As for vga=ask...I've tried that as well. I get a menu with the same modes as displayed in hwinfo --framebuffer. If vesafb support is compiled in, I get an unaccelerated vesa framebuffer. Without vesafb support, I get a black screen. I'm 99% sure from experimentation that the vga= switch ONLY controls the vesa framebuffer and has nothing to do with the nvidia framebuffer.

I'm surprised that accelerated framebuffers aren't more widely supported. A 2-year old video card is supported by everything else it seems. I guess X has just become so prevalent in the Linux world that no one really cares about framebuffers anymore. I remember when I first got started in Linux no one even cared to get X working. With things like Ubuntu finding widespread use, I suppose more and more mouse-centric persons are getting involved and X is becoming a "must" on most systems. It's unfortunate. Seems like we're taking a step backwards (in my humble opinion).

----------

## Hibbelharry

Framebuffer is getting a little more popular again due to kernelmodesetting and in-kernel drm. At least for intel card this provides a little boost of capabilities. Ati might come back in game, too. Concerning nvidia there might some day be some rescue from the nouveau project, but there is none currently. Indeed nvidiafb has mediocre support on newer cards. Vesafb and brothers should be able to support non widespread resolutions but they are all slow as you might notice when you scroll around.

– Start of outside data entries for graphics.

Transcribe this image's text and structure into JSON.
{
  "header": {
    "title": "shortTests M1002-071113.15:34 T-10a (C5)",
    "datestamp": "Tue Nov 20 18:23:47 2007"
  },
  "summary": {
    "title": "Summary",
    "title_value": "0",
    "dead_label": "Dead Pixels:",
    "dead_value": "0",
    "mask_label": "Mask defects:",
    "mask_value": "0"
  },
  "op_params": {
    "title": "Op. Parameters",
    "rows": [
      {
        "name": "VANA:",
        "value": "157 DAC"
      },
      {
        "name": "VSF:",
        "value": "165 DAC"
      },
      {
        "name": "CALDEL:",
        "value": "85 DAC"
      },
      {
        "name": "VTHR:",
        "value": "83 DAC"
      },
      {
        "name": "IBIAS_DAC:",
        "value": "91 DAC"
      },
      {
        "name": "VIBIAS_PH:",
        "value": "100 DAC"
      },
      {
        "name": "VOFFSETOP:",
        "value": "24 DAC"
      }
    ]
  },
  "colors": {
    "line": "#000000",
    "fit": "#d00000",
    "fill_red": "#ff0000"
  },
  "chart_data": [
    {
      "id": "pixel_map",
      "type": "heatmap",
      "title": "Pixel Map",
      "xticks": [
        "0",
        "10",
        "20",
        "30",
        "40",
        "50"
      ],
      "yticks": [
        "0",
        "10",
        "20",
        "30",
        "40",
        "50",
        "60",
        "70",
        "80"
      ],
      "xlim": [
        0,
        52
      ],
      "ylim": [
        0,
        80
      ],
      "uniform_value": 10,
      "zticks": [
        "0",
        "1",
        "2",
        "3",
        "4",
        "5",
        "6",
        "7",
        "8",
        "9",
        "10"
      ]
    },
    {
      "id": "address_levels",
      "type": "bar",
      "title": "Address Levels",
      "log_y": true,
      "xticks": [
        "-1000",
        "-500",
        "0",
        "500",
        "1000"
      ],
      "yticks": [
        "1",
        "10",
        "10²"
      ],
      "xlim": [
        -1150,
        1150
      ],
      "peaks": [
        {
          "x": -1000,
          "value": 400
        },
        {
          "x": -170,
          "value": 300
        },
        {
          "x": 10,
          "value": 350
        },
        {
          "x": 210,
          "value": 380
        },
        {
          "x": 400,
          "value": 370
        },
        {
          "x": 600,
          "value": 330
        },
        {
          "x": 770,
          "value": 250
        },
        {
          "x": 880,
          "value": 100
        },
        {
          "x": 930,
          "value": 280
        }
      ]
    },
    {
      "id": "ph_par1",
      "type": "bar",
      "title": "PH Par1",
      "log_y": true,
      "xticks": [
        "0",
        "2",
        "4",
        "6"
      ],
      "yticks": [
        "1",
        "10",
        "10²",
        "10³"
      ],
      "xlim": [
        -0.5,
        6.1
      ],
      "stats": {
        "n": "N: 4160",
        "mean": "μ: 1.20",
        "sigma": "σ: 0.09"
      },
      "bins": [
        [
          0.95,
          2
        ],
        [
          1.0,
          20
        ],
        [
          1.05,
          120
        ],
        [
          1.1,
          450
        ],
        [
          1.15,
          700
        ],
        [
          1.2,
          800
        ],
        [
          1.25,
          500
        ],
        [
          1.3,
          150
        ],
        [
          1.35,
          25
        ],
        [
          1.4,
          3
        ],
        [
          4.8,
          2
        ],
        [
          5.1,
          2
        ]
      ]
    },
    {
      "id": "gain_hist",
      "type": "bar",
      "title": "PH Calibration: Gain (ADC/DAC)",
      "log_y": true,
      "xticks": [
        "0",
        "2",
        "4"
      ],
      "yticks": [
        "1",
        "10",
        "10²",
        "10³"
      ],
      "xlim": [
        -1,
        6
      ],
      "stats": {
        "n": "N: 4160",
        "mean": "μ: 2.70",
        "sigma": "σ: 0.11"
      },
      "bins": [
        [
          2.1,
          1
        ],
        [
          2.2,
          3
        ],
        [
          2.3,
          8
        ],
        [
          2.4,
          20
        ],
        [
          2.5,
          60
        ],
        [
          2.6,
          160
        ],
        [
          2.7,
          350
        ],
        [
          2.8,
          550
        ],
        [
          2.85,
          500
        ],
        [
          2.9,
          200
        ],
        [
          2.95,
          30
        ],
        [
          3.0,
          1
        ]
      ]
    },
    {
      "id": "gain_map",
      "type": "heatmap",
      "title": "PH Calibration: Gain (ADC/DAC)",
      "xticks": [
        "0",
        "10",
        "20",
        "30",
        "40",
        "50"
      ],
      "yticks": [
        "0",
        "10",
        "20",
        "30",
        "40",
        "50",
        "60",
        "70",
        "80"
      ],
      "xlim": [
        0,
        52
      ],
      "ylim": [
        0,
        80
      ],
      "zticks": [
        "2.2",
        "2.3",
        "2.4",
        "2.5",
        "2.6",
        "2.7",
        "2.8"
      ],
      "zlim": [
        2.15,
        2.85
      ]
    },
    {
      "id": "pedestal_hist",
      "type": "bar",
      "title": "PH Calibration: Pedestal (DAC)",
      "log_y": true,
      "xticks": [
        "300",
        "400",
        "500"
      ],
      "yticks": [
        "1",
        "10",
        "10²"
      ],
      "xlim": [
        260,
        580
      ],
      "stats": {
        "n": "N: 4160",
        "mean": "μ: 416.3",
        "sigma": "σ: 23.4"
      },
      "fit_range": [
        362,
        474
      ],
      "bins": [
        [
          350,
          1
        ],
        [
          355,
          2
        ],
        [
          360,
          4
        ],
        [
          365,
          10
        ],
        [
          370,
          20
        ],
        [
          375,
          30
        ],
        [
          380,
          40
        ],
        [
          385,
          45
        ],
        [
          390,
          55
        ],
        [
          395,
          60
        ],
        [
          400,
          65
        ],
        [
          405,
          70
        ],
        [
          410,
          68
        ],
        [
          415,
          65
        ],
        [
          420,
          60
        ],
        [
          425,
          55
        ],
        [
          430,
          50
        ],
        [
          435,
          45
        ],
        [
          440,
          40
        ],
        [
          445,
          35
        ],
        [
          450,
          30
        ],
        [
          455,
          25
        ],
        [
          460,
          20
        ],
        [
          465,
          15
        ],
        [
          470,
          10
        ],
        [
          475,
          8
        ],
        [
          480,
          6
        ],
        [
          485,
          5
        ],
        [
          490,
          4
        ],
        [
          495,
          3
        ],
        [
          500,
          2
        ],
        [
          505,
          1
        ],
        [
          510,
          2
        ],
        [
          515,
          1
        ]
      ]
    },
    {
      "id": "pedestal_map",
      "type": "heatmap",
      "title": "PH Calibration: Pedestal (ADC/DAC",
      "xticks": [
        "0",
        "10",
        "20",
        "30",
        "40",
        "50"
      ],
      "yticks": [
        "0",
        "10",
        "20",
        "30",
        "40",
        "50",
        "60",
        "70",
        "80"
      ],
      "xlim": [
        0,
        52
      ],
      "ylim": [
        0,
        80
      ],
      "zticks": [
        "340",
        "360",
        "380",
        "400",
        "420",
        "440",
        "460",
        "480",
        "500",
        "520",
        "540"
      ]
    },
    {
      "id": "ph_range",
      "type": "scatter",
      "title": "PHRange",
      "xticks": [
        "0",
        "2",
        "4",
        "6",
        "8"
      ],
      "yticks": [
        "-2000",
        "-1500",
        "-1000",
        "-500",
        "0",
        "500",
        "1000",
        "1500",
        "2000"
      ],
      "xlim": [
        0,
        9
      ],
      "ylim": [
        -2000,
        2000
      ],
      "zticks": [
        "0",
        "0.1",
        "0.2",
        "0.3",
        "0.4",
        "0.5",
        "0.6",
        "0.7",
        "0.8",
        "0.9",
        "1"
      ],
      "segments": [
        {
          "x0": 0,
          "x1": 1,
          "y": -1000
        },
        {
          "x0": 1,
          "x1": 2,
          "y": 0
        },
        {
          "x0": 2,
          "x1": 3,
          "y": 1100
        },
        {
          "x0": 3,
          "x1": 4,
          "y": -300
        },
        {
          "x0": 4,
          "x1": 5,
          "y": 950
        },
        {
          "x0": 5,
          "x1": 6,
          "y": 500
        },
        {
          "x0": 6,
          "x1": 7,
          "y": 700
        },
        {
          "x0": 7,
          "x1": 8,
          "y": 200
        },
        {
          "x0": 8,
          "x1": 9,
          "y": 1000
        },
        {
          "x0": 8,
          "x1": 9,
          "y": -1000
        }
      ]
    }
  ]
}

While I'm a terminal centric worker i switched to using X. There are some really slick wm's causing relatively low overhead and output in any x-terminal beats vesafbs speed by a huge amount. Try considering X again. Even if you just use terminals. It's worth doing it.

Greetz

Hibbelharry

----------

## dtjohnst

Yeah, worst case I run something simple with no taskbars or anything use a full-screen console as my "desktop". It's not really my ideal, adds a fair bit of overhead and whatnot, but I'll live.

----------